Dr. Abdul Halim Manshur, salah satu pembesar ulama universitas Al Azhar menyatakan, "Ketika kita menggali kembali alasan kewajiban membayar pajak jizyah bagi non-Muslim, maka kita temukan alasan mendasar kewajiban pajak jizyah bagi non-Muslim adalah sebagai pengganti dari kewajiban non-Muslim untuk membela dan menjaga negara Islam, karena tugas membela dan menjaga negara Islam di masa lalu tidak dibebankan kepada non-Muslim melainkan hanya dibebankan kepada umat Islam."

 

Dekan Jurusan Hukum Syariah dan Qanun Universitas Al-Azhar ini menambahkan, "Maka situasi zaman sekarang jizyah tidak lagi bisa dibebankan kepada non-Muslim di negara-negara dengan mayoritas penduduk Muslim, karena di era modern ini kewajiban membela negara tidak hanya dibebankan kepada umat Islam melainkan kepada seluruh warga negara dengan berbagai latar belakang agama, tentu hal ini berbeda dari zaman dahulu yang hanya diwajibkan kepada umat Islam sedangkan non-Muslim dibebani dengan membayar pajak jizyah."

 

Dalam ushul fiqh, dijelaskan "Ketika suatu alasan menetapkan hukum telah berubah maka hukum pun juga akan berubah." Karena alasan penerapan pajak jizyah tidak terpenuhi maka kewajiban hukum pajak jizyah pun tidak bisa diterapkan.

  

Selain itu, Dr Abdul Halim Manshur yang juga pakar di bidang perbandingan mazhab menegaskan, "Dengan sistem negara-negara era modern yang mengedepankan asas kesetaraan antara Islam dan non-Islam dalam berbagai aspek hak dan kewajiban, tentu hukum penarikan pajak jizyah tidak bisa diterapkan, berbeda dari konteks zaman dahulu".

 

Dalam hal ini, Dr.

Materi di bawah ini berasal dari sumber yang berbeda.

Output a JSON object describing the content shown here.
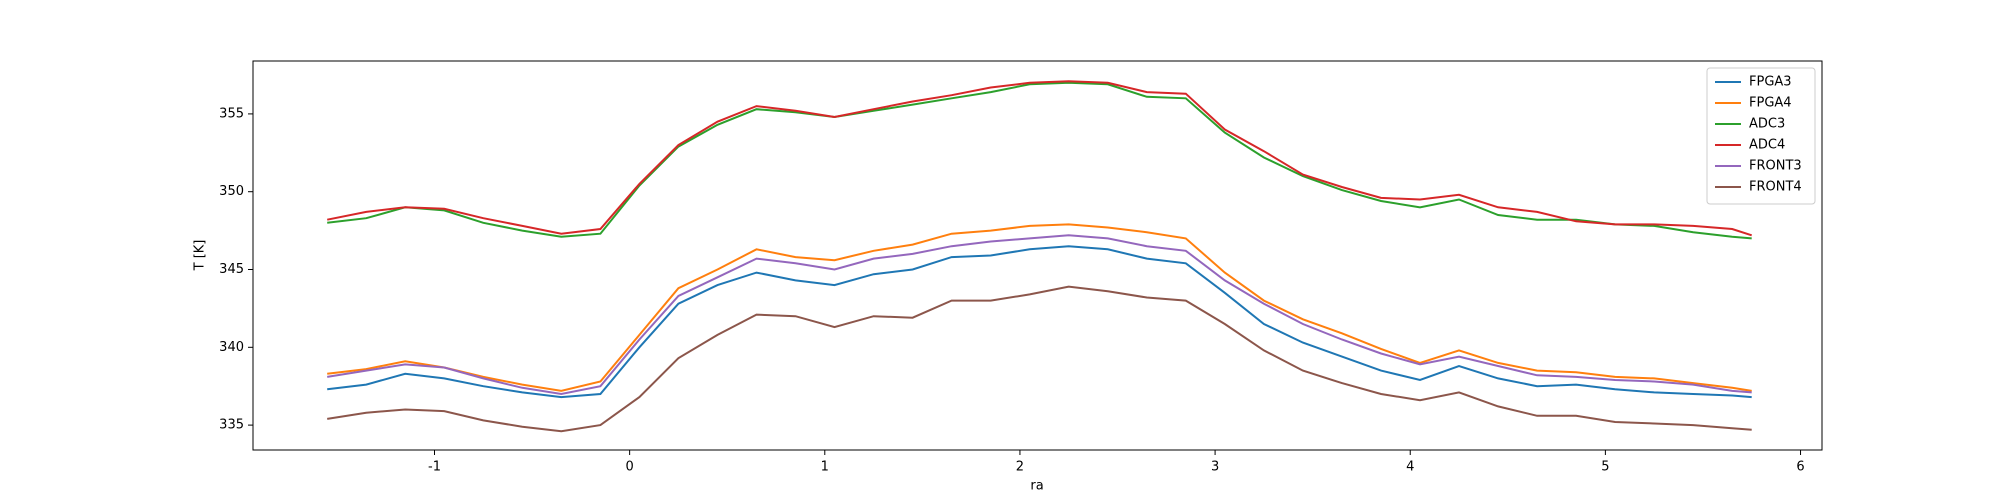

Abdul Halim Manshur menyatakan bahwa hukum-hukum dalam Al-Qur’an dan hadits memang berderajat dogmatis. Tetapi ada beberapa celah hukum dalam Al-Qur’an dan hadits yang dapat diterapkan ketika alasan penerapannya terpenuhi. Ia mencontohkan pada masa lalu khalifah Umar bin Khattab menggugurkan jatah harta zakat untuk orang-orang mualaf karena tuntutan zaman ketika itu sesuai ijtihad beliau.

 

Gagasan beliau ini bisa dijumpai antara lain di Shaut al Azhar, majalah mingguan resmi milik al-Universitas Azhar, cetak tanggal 12 Februari tahun 2020. Dr. Abdul Halim Manshur menulis secara khusus di halaman 6 yang memuat kajian para pemikir Universitas al-Azhar dalam menyikapi seruan al-Azhar untuk Tajdid Khithab ad-Din (memperbarui seruan agama). []

 

Muhammad Tholhah al Fayyadl, mahasiswa jurusan Ushuluddin Universitas al-Azhar Mesir; penerima beasiswa NU pada tahun 2018.